I know recent monthly data has everyone thinking that the freefall in home prices is over.
I don't buy it.
I've said it before, and I'll say it now. Until the foreclosure crisis gets better, not worse, home prices will not improve overall.
This today from Lender Processing Services:
The November Mortgage Monitor report, released by Lender Processing Services, Inc. (NYSE: LPS), reveals a nationwide loan deterioration ratio higher than 3:1 - indicating that for every one loan improved, three more loans are deteriorating.
and what's worse:
Foreclosure sales jumped in October, with the rate at 5.6 percent of foreclosures in inventory. The number of foreclosures on the market continues to stall as foreclosure timelines extend. Nearly 30 percent of properties that have been in foreclosure for 12 months have not yet been put on the market for sale - twice the level of the prior year. Foreclosure inventories continued to climb to record levels. October's foreclosure rate stood at 3.14 percent, a month-over-month increase of 0.7 percent and a year-over-year increase of 85.1 percent.

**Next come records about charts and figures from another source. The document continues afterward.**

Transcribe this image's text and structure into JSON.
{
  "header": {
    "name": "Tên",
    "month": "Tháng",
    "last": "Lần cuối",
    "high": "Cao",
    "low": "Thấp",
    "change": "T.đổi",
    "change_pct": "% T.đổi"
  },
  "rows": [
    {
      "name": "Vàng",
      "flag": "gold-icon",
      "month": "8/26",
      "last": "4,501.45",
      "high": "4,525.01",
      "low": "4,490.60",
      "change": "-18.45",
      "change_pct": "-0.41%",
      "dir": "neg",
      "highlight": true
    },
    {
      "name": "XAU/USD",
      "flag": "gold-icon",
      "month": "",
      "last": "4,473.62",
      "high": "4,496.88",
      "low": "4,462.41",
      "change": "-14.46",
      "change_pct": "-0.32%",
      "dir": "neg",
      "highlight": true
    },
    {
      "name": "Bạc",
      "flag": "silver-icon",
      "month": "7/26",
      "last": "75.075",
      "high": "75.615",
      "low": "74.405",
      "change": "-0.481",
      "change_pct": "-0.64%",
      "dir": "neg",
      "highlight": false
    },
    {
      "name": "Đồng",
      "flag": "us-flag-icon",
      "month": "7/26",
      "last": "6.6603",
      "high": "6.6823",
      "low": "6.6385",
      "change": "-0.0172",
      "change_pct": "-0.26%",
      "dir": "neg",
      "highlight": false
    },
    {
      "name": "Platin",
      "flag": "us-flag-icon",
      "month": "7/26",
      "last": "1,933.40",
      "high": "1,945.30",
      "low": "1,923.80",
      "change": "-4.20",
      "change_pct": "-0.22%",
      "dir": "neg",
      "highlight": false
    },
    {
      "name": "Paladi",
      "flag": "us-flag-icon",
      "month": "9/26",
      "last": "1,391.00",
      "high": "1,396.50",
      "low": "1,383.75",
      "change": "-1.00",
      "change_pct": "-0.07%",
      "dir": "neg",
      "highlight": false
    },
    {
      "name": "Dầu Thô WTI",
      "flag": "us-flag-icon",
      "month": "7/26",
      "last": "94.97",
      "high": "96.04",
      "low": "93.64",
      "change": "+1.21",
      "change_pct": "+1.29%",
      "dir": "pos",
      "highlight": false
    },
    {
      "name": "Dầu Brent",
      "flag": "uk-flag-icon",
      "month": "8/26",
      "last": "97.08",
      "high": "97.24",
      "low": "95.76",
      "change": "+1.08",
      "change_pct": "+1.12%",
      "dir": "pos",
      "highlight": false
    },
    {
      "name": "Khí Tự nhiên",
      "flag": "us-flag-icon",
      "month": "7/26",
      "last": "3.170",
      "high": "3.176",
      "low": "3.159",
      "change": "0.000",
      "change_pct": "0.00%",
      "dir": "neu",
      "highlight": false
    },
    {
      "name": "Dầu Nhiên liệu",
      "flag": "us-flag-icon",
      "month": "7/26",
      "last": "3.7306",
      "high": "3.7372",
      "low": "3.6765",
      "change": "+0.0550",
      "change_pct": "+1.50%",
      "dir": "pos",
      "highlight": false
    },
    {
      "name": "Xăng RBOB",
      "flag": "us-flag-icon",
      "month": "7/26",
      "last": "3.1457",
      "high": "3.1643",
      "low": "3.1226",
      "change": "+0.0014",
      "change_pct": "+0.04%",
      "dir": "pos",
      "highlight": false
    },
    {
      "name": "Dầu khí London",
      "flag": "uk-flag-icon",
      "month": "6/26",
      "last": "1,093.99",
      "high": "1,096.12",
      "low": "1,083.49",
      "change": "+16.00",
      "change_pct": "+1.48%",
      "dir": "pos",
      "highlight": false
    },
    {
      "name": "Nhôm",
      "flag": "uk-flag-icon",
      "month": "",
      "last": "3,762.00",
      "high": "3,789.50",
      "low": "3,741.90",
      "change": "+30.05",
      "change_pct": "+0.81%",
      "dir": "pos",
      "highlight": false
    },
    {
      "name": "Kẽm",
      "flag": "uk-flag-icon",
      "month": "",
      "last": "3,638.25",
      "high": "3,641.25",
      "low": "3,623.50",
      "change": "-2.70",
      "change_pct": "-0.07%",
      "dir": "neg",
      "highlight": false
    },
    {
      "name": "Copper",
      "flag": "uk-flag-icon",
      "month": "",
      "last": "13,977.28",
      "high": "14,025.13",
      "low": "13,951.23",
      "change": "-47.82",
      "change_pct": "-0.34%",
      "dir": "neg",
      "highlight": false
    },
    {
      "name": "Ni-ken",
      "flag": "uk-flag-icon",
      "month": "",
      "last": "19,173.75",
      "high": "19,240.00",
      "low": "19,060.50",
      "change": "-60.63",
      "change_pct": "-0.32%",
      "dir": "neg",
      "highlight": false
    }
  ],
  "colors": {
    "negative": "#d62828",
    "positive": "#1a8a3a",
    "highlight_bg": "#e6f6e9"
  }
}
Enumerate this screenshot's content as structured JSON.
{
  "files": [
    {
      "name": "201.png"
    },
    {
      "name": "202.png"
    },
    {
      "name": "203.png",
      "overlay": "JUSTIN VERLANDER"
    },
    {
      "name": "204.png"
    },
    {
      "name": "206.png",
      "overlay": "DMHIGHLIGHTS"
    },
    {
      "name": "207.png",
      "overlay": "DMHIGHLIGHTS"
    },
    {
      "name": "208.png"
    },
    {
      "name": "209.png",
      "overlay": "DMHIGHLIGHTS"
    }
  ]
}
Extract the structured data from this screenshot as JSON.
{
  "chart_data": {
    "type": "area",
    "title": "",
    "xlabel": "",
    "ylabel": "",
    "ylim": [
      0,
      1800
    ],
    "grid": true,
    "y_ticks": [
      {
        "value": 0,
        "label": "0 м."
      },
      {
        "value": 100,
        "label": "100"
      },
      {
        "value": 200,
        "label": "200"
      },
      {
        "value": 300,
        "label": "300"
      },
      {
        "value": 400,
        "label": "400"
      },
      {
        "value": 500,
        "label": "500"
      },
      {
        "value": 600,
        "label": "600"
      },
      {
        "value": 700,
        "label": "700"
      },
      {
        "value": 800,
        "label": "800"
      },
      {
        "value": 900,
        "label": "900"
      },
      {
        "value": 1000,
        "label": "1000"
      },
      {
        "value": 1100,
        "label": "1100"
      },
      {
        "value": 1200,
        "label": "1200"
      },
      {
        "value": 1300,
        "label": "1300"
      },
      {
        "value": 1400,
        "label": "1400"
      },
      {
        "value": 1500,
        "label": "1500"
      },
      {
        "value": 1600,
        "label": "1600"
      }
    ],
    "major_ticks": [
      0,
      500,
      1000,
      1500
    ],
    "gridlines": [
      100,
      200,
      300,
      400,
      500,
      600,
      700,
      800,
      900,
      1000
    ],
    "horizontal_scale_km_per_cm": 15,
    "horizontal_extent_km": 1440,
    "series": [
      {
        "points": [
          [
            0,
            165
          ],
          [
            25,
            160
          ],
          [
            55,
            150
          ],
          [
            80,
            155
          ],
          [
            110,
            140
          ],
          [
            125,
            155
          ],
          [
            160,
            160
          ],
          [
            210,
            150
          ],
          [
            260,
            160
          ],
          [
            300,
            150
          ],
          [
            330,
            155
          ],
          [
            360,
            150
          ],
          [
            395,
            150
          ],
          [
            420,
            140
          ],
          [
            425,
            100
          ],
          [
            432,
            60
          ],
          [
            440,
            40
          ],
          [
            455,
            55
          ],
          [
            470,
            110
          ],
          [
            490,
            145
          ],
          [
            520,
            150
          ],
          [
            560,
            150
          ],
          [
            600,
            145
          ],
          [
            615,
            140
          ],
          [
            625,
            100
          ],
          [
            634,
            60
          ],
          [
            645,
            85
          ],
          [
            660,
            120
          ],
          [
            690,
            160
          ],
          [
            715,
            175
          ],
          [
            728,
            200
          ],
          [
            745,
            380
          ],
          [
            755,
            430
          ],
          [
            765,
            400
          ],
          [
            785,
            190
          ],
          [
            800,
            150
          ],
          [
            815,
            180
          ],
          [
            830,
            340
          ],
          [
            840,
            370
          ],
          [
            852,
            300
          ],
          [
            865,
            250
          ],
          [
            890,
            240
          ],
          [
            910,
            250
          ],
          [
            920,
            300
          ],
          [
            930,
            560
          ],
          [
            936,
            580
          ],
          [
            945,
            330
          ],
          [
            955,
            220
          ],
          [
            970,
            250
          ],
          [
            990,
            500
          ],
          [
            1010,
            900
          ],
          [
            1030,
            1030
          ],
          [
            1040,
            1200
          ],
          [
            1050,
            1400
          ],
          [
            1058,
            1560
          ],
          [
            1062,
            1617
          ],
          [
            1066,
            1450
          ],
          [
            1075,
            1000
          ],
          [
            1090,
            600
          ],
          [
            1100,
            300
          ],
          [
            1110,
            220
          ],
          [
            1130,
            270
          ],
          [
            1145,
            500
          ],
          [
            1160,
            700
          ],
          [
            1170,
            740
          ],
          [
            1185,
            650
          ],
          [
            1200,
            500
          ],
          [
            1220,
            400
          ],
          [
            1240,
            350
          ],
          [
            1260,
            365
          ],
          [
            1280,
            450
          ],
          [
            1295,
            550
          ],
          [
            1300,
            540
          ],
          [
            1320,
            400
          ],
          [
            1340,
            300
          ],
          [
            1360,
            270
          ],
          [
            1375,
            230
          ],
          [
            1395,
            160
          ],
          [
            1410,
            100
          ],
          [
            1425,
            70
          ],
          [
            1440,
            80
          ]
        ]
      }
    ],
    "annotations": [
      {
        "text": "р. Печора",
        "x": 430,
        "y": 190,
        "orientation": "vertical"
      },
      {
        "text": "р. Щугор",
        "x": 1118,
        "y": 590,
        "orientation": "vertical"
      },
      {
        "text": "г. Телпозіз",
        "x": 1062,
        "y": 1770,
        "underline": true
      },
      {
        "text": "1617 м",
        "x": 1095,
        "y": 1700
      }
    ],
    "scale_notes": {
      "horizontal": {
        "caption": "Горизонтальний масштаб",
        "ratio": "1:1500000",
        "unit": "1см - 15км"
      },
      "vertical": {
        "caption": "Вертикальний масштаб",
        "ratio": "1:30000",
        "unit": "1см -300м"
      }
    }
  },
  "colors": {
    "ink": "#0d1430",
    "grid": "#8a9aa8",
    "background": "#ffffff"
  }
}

Mark Zandi, of Moody's Economy.com, told Reuters today, "the housing crash is not over." Zandi predicts home prices will not bottom until Fall of 2010, after falling 38 percent from their peak.
"This lull in foreclosure sales has resulted in the price gains in the past few months," he told Reuters. "Foreclosure sales will increase, and home prices will resume their decline by early 2010 as mortgage servicers figure out who will not qualify for a modification."